A beautiful girl from Missouri comes to the Hotel D’Or, the last decrepit shell of California gold. Where no one’s seen the owner for years, and you feel it in the walls that the façade can’t stand much longer.

She comes to the hotel and she meets the night porter. He’s a sad, lonely boy with no friends and no one to talk to. She talks to him. She befriends him when she’s drunk. He believes in love, still. He believes that this is what it is. He believes, because he is a fool, that she loves him. That things are possible still. That the courtyard looks like gold at sunset, and that dreams come true, because out of anything in this world, she loves him.

But then she tells him she’s engaged. She’s in love. Not with the guitarist, not with the director, not with the banker or the club owner or the record producer. She’s in love with a bartender up the road, the place where she gets drunk every night before she comes back here. She’s in love, and they’re getting married, and they’re leaving L.A. together. They’re going to India, to Greece, to everywhere.

And the poor boy at reception can’t handle it. The world’s come crumbling down, like it always would, like it always has been. There never was a mystery. She doesn’t love him, and he can’t handle it, and he takes the security gun and walks her out to the pool and shoots her in the head.

That’s the other story, the one they tell. The one they arrested me for. The one they tried me on. The one that sent me to prison.

 

The gun was behind the counter. It was for security. Every gift she wore was in the trash. She got shot from ten feet away, and she was wearing her white bathing suit and sunglasses in the middle of the night. She died by the sea that she loved, in a pool that was only a cheap imitation, in a world imitating itself.

This is what we know.

 

This is the story, and these are the facts.

Her name was Sandra Jane.

You can believe me, and you can believe them, and you can choose which story to tell. Who killed Sandra Jane? I did. We all did. She killed herself. That’s the truth.

The dream’s over.

They drained the pool.

The mystery is solved now, and you can all go home.


 

I’m putting in little blurbs at the end about the writing process, in case you’re interested.

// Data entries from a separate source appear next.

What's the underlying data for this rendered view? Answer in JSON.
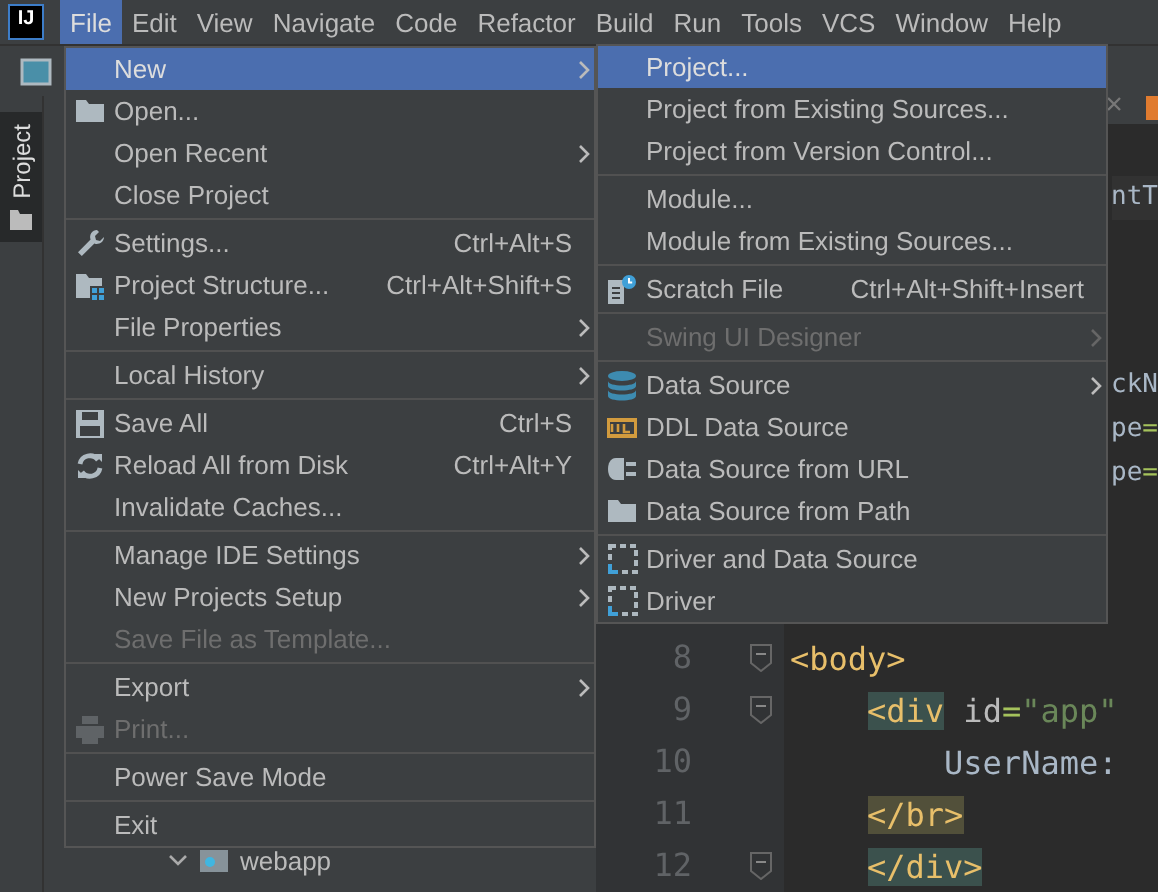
{
  "menubar": {
    "logo": "IJ",
    "items": [
      {
        "label": "File",
        "selected": true
      },
      {
        "label": "Edit",
        "selected": false
      },
      {
        "label": "View",
        "selected": false
      },
      {
        "label": "Navigate",
        "selected": false
      },
      {
        "label": "Code",
        "selected": false
      },
      {
        "label": "Refactor",
        "selected": false
      },
      {
        "label": "Build",
        "selected": false
      },
      {
        "label": "Run",
        "selected": false
      },
      {
        "label": "Tools",
        "selected": false
      },
      {
        "label": "VCS",
        "selected": false
      },
      {
        "label": "Window",
        "selected": false
      },
      {
        "label": "Help",
        "selected": false
      }
    ]
  },
  "sidebar": {
    "tabs": [
      {
        "label": "Project",
        "selected": true
      }
    ]
  },
  "project_tree": {
    "items": [
      {
        "label": "webapp",
        "expanded": true
      }
    ]
  },
  "editor": {
    "fragments": [
      {
        "tokens": [
          {
            "text": "ntT",
            "kind": "text"
          }
        ]
      },
      {
        "tokens": [
          {
            "text": "ckN",
            "kind": "text"
          }
        ]
      },
      {
        "tokens": [
          {
            "text": "pe",
            "kind": "text"
          },
          {
            "text": "=",
            "kind": "punct"
          }
        ]
      },
      {
        "tokens": [
          {
            "text": "pe",
            "kind": "text"
          },
          {
            "text": "=",
            "kind": "punct"
          }
        ]
      }
    ],
    "lines": [
      {
        "number": "8",
        "fold": true,
        "tokens": [
          {
            "text": "<body>",
            "kind": "tag"
          }
        ],
        "children": [
          {
            "number": "9",
            "fold": true,
            "tokens": [
              {
                "text": "<div",
                "kind": "tag-match"
              },
              {
                "text": " id",
                "kind": "attr"
              },
              {
                "text": "=",
                "kind": "punct"
              },
              {
                "text": "\"app\"",
                "kind": "string"
              }
            ],
            "children": [
              {
                "number": "10",
                "fold": false,
                "tokens": [
                  {
                    "text": "UserName:",
                    "kind": "text"
                  }
                ]
              }
            ]
          },
          {
            "number": "11",
            "fold": false,
            "tokens": [
              {
                "text": "</br>",
                "kind": "tag-warn"
              }
            ]
          },
          {
            "number": "12",
            "fold": true,
            "tokens": [
              {
                "text": "</div>",
                "kind": "tag-match"
              }
            ]
          }
        ]
      }
    ]
  },
  "file_menu": {
    "items": [
      {
        "kind": "item",
        "label": "New",
        "submenu": true,
        "selected": true,
        "disabled": false
      },
      {
        "kind": "item",
        "label": "Open...",
        "selected": false,
        "disabled": false
      },
      {
        "kind": "item",
        "label": "Open Recent",
        "submenu": true,
        "selected": false,
        "disabled": false
      },
      {
        "kind": "item",
        "label": "Close Project",
        "selected": false,
        "disabled": false
      },
      {
        "kind": "separator"
      },
      {
        "kind": "item",
        "label": "Settings...",
        "shortcut": "Ctrl+Alt+S",
        "selected": false,
        "disabled": false
      },
      {
        "kind": "item",
        "label": "Project Structure...",
        "shortcut": "Ctrl+Alt+Shift+S",
        "selected": false,
        "disabled": false
      },
      {
        "kind": "item",
        "label": "File Properties",
        "submenu": true,
        "selected": false,
        "disabled": false
      },
      {
        "kind": "separator"
      },
      {
        "kind": "item",
        "label": "Local History",
        "submenu": true,
        "selected": false,
        "disabled": false
      },
      {
        "kind": "separator"
      },
      {
        "kind": "item",
        "label": "Save All",
        "shortcut": "Ctrl+S",
        "selected": false,
        "disabled": false
      },
      {
        "kind": "item",
        "label": "Reload All from Disk",
        "shortcut": "Ctrl+Alt+Y",
        "selected": false,
        "disabled": false
      },
      {
        "kind": "item",
        "label": "Invalidate Caches...",
        "selected": false,
        "disabled": false
      },
      {
        "kind": "separator"
      },
      {
        "kind": "item",
        "label": "Manage IDE Settings",
        "submenu": true,
        "selected": false,
        "disabled": false
      },
      {
        "kind": "item",
        "label": "New Projects Setup",
        "submenu": true,
        "selected": false,
        "disabled": false
      },
      {
        "kind": "item",
        "label": "Save File as Template...",
        "selected": false,
        "disabled": true
      },
      {
        "kind": "separator"
      },
      {
        "kind": "item",
        "label": "Export",
        "submenu": true,
        "selected": false,
        "disabled": false
      },
      {
        "kind": "item",
        "label": "Print...",
        "selected": false,
        "disabled": true
      },
      {
        "kind": "separator"
      },
      {
        "kind": "item",
        "label": "Power Save Mode",
        "selected": false,
        "disabled": false
      },
      {
        "kind": "separator"
      },
      {
        "kind": "item",
        "label": "Exit",
        "selected": false,
        "disabled": false
      }
    ]
  },
  "new_submenu": {
    "items": [
      {
        "kind": "item",
        "label": "Project...",
        "selected": true,
        "disabled": false
      },
      {
        "kind": "item",
        "label": "Project from Existing Sources...",
        "selected": false,
        "disabled": false
      },
      {
        "kind": "item",
        "label": "Project from Version Control...",
        "selected": false,
        "disabled": false
      },
      {
        "kind": "separator"
      },
      {
        "kind": "item",
        "label": "Module...",
        "selected": false,
        "disabled": false
      },
      {
        "kind": "item",
        "label": "Module from Existing Sources...",
        "selected": false,
        "disabled": false
      },
      {
        "kind": "separator"
      },
      {
        "kind": "item",
        "label": "Scratch File",
        "shortcut": "Ctrl+Alt+Shift+Insert",
        "selected": false,
        "disabled": false
      },
      {
        "kind": "separator"
      },
      {
        "kind": "item",
        "label": "Swing UI Designer",
        "submenu": true,
        "selected": false,
        "disabled": true
      },
      {
        "kind": "separator"
      },
      {
        "kind": "item",
        "label": "Data Source",
        "submenu": true,
        "selected": false,
        "disabled": false
      },
      {
        "kind": "item",
        "label": "DDL Data Source",
        "selected": false,
        "disabled": false
      },
      {
        "kind": "item",
        "label": "Data Source from URL",
        "selected": false,
        "disabled": false
      },
      {
        "kind": "item",
        "label": "Data Source from Path",
        "selected": false,
        "disabled": false
      },
      {
        "kind": "separator"
      },
      {
        "kind": "item",
        "label": "Driver and Data Source",
        "selected": false,
        "disabled": false
      },
      {
        "kind": "item",
        "label": "Driver",
        "selected": false,
        "disabled": false
      }
    ]
  }
}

This came out in one sitting, over about two hours. If you couldn’t tell, I’d been listening to a lot of Lana Del Rey. That, and Talk Show Host by Radiohead. That song always makes me think of a shitty old Hollywood motel courtyard for reasons I can’t quite explain. Maybe it has something to do with Romeo + Juliet and the gaudy LA gangster world it depicts. I’m not sure where the narrator came from, a little bit Norman Bates, maybe, but I liked the idea of playing with it not totally being a mystery and with an unreliable narrator. I just think unreliable narrators are fun.

The photo is from Swami’s Beach in San Diego.